Abnormalities detected using this initial screen may require additional targeted testing to confirm and further characterize the underlying genomic abnormality.
Which EpiSign test
With EpiSign complete, all disorders included in the EpiSign panel are examined.
EpiSign compleet – Early onset
The late onset condition is excluded in this test (Autosomal Dominant Cerebellar ataxia, Deafness and Narcolepsy; DNMT1 gene).

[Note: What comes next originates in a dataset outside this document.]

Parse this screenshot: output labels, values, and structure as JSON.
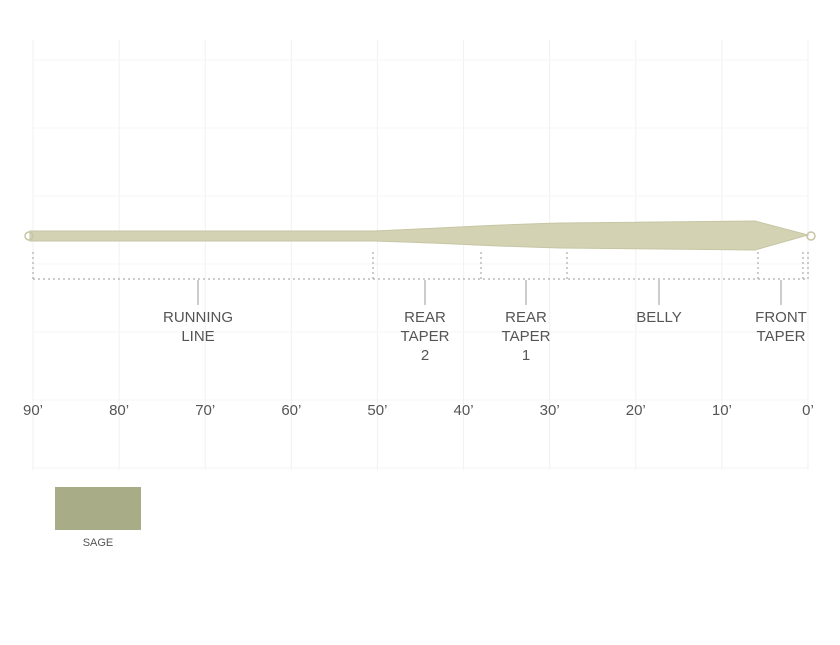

It is possible to request a specific analysis if you only want to have one disorder/variant investigated.
Note: You can also request a complete analysis for patients with a VUS in a certain gene. In addition to the specific condition, all other conditions will also be tested. If the patient has a methylation profile that matches another condition, this will also be reported.
Pheripheral blood collected in an EDTA (lavender top) tube is the required specimen type. See Conditions application Genome Diagnostics .
EpiSign can only be performed on DNA isolated from peripheral blood.
The test CANNOT be performed on DNA isolated from umbilical cord blood, blood from premature babies or other tissues.
Extracted DNA is also accepted for this test; given the original specimen was whole blood collected in an EDTA tube. The minimum required amount is 5 ug.
What type of result could be expected from Episignature analysis
Profile matches to a specific syndrome
- Variant present: This result supports the diagnosis and pathogenicity of the variant has become more likely.
- No variant present: This result supports the diagnosis and further investigation of the linked gene(s) is recommended. However, it cannot be completely ruled out that a mutation is located in another (yet to be discovered) gene that results in the same or largely overlapping episignature.
Profile does not match a specific syndrome or any of the syndromes in the EpiSign panel
- Variant present: pathogenicity of the variant is not completely ruled out. It is possible that a new variant results in a (yet unidentified) different methylation profile.
A number of profiles have been designated as less sensitive because they have either a less strong profile, or are based on a small number of patients or limited mutation type. For these syndromes (see list of disorders) the chance of an uncertain result or a false negative test is slightly higher. EpiSign is also less sensitive in patients with a mosaic variant, or in women with an X-linked disorder.